TORONTO, June 12, 2003 – The Canadian and International winners of the 2003 Griffin Poetry Prize are Margaret Avison, Concrete and Wild Carrot and Paul Muldoon, Moy sand and gravel, it was announced tonight at the third annual awards event. The C$80,000 Griffin Poetry Prize, the richest poetry prize in the world for a single volume of poetry, is divided between the two winners. The prize is for first edition books of poetry published in 2002.
|International Winner||Canadian Winner|
Moy sand and gravel
Farrar, Straus and Giroux
Concrete and Wild Carrot
The awards event was hosted by Scott Griffin, founder of the prize, Heather McHugh (International winner 2001) was the Emcee, with judges Sharon Olds and Sharon Thesen announcing the Canadian and International winners for 2003.
Among the more than 300 guests celebrating the awards were the Guests of Honour, Her Excellency the Right Honourable Adrienne Clarkson, Governor General of Canada and His Excellency John Ralston Saul. In addition, poets, publishers and other literary luminaries attended the celebration which took place in The Stone Distillery (formerly a whiskey distillery), Toronto’s newly renovated centre for the arts, designated a historic site. The two winners will be invited to read at this year’s Edinburgh International Book Festival on August 17th, the second year that the Griffin Poetry Prize winners have been showcased at the Edinburgh Festival.
Preceding the awards event, the seven shortlisted poets (three Canadian and four international) read excerpts from their books at a sold-out Special Harbourfront Reading Series Event on June 11th, attended by more than 500 devotees. The Canadian 2003 Shortlist includes Margaret Avison’s Concrete and Wild Carrot, Dionne Brand’s thirsty and P.K. Page’s Planet Earth: Poems Selected and New. The international shortlisted books are Kathleen Jamie’s Mr. and Mrs. Scotland are Dead: Poems 1980-1994, Paul Muldoon’s Moy sand and gravel, Gerald Stern’s American Sonnets: Poems and C.D. Wright’s Steal Away: Selected and New Poems.
The judges for 2003 are the distinguished poets Michael Longley (U.K.), Sharon Olds (U.S.A.) and Sharon Thesen (Canada) who, between them, not only read 327 books of poetry from 16 countries, but selected poems from the shortlist to compile The Griffin Poetry Prize Anthology: A Selection of the 2003 Shortlist, edited by Thesen and published by the House of Anansi Press. Royalties generated from the anthologies, published annually, are donated to UNESCO’s World Poetry Day.

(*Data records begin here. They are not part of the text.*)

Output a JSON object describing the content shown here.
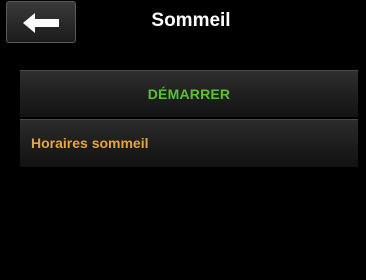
{
  "header": {
    "title": "Sommeil",
    "back_icon": "arrow-left-icon"
  },
  "menu": {
    "start_label": "DÉMARRER",
    "schedule_label": "Horaires sommeil"
  },
  "colors": {
    "start_text": "#59c22e",
    "schedule_text": "#e6a53b",
    "background": "#000000"
  }
}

In addition, from the four copies of each book submitted for this year’s prize, two thirds are donated to Corrections Canada, with one third going to the The Seamus Heaney Centre for Poetry in Belfast, Northern Ireland.

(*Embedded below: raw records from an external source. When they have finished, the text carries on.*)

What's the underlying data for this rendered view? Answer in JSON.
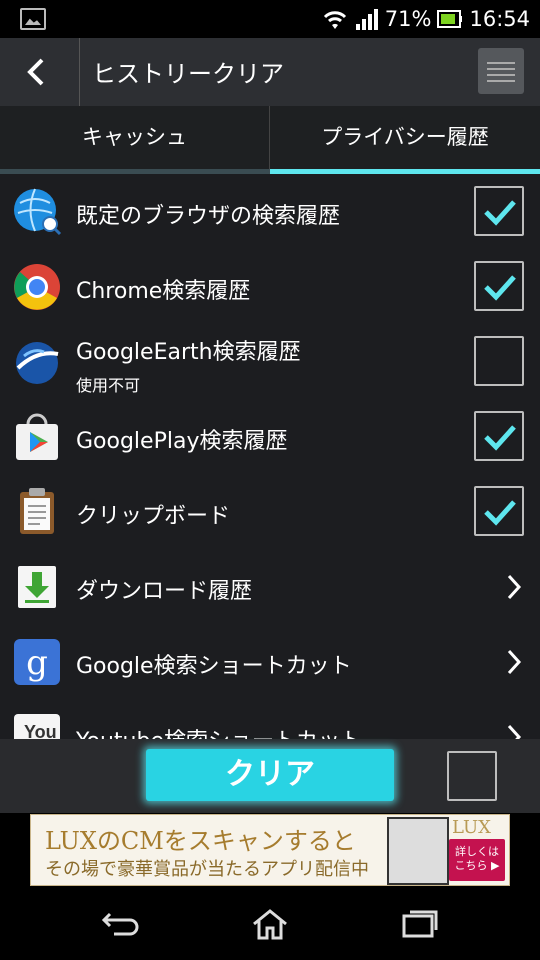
{
  "status_bar": {
    "battery_percent": "71%",
    "time": "16:54",
    "icons": [
      "image-icon",
      "wifi-icon",
      "signal-icon",
      "battery-icon"
    ]
  },
  "header": {
    "title": "ヒストリークリア",
    "icons": [
      "back-arrow-icon",
      "menu-icon"
    ]
  },
  "tabs": [
    {
      "label": "キャッシュ",
      "selected": false
    },
    {
      "label": "プライバシー履歴",
      "selected": true
    }
  ],
  "colors": {
    "accent": "#5ee6ee",
    "button": "#29d3e3",
    "background": "#1c1d20"
  },
  "items": [
    {
      "label": "既定のブラウザの検索履歴",
      "icon": "browser-globe-icon",
      "control": "checkbox",
      "checked": true
    },
    {
      "label": "Chrome検索履歴",
      "icon": "chrome-icon",
      "control": "checkbox",
      "checked": true
    },
    {
      "label": "GoogleEarth検索履歴",
      "sublabel": "使用不可",
      "icon": "google-earth-icon",
      "control": "checkbox",
      "checked": false
    },
    {
      "label": "GooglePlay検索履歴",
      "icon": "google-play-icon",
      "control": "checkbox",
      "checked": true
    },
    {
      "label": "クリップボード",
      "icon": "clipboard-icon",
      "control": "checkbox",
      "checked": true
    },
    {
      "label": "ダウンロード履歴",
      "icon": "download-icon",
      "control": "chevron"
    },
    {
      "label": "Google検索ショートカット",
      "icon": "google-search-icon",
      "control": "chevron"
    },
    {
      "label": "Youtube検索ショートカット",
      "icon": "youtube-icon",
      "control": "chevron"
    }
  ],
  "bottom_bar": {
    "clear_label": "クリア",
    "select_all_checked": false
  },
  "ad": {
    "line1": "LUXのCMをスキャンすると",
    "line2": "その場で豪華賞品が当たるアプリ配信中",
    "logo": "LUX",
    "badge": "詳しくは こちら ▶"
  },
  "nav_bar": {
    "icons": [
      "back-icon",
      "home-icon",
      "recent-apps-icon"
    ]
  }
}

The judges are selected on an annual basis by the Griffin Poetry Prize Trustees, Margaret Atwood, Robert Hass, Michael Ondaatje, Robin Robertson and David Young.
The Griffin Trust was created to serve and encourage excellence in poetry written in English anywhere in the world. Eligible collections of poetry, which includes translations, must be submitted by publishers in the calendar year of their publication.